Response: List tokens
The response body will contain all the tokens that belong to the username specified in the query, each containing the properties described in the token metadata object section.
If a listed token's usage property is sk, the token property will not be included in the response.
Example response: List tokens
[
{
"client": "api",
"note": "a public token",
"usage": "pk",
"id": "cijucimbe000brbkt48d0dhcx",
"default": false,
"scopes": ["styles:read", "fonts:read"],
"allowedUrls": ["https://docs.mapbox.com", "https://account.mapbox.com"],
"created": "2016-01-25T19:07:07.621Z",
"modified": "2016-01-26T00:39:57.941Z",
"token": "pk.eyJ1Ijoic2NvdGhpcyIsImEiOiJjaWp1Y2ltYmUwMDBicmJrdDQ4ZDBkaGN4In0.sbihZCZJ56-fsFNKHXF8YQ"
},
{
"client": "api",
"note": "a secret token",
"usage": "sk",
"id": "juorumy001cutm5r4fl2y1b",
"default": false,
"scopes": ["styles:list"],
"created": "2016-01-26T00:50:13.701Z",
"modified": "2016-01-26T00:50:13.701Z"
}
]
Supported libraries: List tokens
Mapbox wrapper libraries help you integrate Mapbox APIs into your existing application. The following SDK supports this endpoint:
See the SDK documentation for details and examples of how to use the relevant methods to query this endpoint.
Create a token
Creates a new token. Every requested scope must be present in the access token used to allow the request. It is not possible to create a token with access to more scopes than the token that created it.
To create additional tokens using the Mapbox Tokens API, you need to have an authorizing token that has the tokens:write scope, as well as all the scopes you want to add to the newly created token. To create the authorization token, visit your Account Dashboard, and click Create a token.
Note that while it is possible to create a token with no scopes, you will not be able to update this token later to include any scopes.
| Required parameter | Type | Description |
|---|---|---|
username | string | The username of the account for which to list scopes. |
The request body must be a JSON object that contains the following properties:
| Parameter | Type | Description |
|---|---|---|
note | string | Create a description for the token. |
scopes | array | Specify the scopes that the new token will have. The authorizing token needs to have the same scopes as, or more scopes than, the new token you are creating. |
allowedUrls | array | URLs that this token is allowed to work with. |
Available token scopes
The scopes included in the token determine whether the token is public or secret. A public token can only contain public scopes, while a secret token can contain both public and secret scopes. For a full list of all public and secret scopes, see the Token management documentation.

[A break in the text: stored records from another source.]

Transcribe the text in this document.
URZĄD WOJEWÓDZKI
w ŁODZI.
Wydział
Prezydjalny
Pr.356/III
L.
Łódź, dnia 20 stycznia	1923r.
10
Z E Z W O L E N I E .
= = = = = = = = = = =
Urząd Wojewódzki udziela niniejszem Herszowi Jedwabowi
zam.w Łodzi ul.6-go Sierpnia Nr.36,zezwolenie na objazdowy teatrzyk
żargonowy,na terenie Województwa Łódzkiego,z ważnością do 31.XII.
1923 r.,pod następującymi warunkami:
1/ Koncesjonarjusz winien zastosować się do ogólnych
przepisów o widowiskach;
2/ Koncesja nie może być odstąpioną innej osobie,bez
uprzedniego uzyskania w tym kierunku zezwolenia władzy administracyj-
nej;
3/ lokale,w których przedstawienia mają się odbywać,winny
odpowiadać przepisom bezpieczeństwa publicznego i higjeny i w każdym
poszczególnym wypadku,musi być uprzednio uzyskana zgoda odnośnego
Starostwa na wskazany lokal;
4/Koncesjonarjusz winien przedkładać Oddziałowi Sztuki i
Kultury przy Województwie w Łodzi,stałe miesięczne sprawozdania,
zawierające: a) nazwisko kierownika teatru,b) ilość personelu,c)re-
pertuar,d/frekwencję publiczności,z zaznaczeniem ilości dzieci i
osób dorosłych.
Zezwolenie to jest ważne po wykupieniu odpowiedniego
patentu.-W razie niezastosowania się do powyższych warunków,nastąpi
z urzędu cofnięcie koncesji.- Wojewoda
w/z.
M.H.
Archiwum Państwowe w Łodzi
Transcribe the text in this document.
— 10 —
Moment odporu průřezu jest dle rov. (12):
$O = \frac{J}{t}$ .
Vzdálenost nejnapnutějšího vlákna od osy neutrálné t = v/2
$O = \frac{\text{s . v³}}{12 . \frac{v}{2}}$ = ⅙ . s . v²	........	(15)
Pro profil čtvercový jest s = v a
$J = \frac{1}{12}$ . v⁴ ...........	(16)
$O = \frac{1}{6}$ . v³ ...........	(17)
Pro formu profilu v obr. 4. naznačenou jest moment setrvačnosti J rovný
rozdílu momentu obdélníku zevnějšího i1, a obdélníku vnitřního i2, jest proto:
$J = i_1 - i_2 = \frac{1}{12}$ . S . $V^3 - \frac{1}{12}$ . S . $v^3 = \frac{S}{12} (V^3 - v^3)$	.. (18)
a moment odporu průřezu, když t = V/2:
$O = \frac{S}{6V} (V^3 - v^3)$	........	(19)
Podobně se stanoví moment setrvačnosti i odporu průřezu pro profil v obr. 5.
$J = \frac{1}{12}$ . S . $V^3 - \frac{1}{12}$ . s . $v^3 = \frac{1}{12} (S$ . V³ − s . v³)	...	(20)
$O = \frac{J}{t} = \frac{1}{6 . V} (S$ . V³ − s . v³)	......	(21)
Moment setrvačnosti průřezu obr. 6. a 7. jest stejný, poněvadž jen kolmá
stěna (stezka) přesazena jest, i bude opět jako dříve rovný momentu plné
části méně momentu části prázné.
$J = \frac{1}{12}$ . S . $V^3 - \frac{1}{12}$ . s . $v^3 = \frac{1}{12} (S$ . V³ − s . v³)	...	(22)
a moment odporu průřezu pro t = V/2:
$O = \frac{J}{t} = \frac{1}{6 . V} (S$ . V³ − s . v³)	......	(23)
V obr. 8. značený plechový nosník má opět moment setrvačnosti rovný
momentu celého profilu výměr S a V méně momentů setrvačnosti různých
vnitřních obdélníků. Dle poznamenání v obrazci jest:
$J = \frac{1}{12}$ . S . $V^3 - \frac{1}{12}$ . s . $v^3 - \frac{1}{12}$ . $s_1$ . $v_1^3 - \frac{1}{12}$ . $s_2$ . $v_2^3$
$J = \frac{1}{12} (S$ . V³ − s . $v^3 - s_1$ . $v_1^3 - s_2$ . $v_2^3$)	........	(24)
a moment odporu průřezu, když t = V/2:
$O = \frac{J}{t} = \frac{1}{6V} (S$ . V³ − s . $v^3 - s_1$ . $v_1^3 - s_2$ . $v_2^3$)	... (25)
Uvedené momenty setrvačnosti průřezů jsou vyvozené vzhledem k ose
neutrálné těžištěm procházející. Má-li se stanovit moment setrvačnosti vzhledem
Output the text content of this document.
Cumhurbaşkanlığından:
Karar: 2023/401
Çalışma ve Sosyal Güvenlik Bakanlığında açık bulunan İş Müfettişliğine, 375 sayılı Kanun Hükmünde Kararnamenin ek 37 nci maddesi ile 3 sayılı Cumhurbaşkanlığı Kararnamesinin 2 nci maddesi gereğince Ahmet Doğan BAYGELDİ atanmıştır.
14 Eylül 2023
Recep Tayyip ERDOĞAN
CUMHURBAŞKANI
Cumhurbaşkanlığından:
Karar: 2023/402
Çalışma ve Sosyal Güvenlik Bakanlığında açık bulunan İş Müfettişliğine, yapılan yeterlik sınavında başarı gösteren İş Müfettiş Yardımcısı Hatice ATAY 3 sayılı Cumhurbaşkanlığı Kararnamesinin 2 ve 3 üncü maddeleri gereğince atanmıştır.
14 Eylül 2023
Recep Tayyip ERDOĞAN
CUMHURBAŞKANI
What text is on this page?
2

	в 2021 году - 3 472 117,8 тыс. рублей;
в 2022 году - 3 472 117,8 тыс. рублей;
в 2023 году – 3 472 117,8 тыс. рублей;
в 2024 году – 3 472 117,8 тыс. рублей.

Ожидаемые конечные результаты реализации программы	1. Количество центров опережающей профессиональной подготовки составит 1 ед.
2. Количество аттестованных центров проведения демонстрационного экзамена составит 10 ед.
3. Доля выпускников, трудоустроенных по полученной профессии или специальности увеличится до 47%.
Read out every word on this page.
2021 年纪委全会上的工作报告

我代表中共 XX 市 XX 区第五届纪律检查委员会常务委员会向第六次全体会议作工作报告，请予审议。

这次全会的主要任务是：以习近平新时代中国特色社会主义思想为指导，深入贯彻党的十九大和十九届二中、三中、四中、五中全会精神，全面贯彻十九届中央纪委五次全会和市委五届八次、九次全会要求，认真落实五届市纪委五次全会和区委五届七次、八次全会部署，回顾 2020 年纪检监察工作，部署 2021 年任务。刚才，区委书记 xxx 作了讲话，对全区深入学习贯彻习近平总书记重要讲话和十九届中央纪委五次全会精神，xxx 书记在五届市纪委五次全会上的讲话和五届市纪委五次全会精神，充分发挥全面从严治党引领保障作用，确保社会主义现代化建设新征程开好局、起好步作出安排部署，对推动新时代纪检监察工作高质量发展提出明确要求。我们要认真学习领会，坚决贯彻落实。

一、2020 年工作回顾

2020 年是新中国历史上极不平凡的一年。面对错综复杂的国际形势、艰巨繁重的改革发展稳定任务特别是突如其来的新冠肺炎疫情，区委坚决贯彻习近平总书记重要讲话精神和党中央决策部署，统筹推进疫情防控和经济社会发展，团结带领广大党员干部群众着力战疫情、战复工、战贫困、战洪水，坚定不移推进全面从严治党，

Example request: Create a token
# Create a public token with "styles:read" and "fonts:read" scopes and a "https://docs.mapbox.com" allowed URL
$curl -H "Content-Type: application/json" -X POST -d '{"note": "My top secret project","scopes": ["styles:read", "fonts:read"], "allowedUrls": ["https://docs.mapbox.com"]}' 'https://api.mapbox.com/tokens/v2/YOUR_MAPBOX_USERNAME?access_token=YOUR_SECRET_MAPBOX_ACCESS_TOKEN'
Response: Create a token
The response body for a successful request will be a new public or secret token.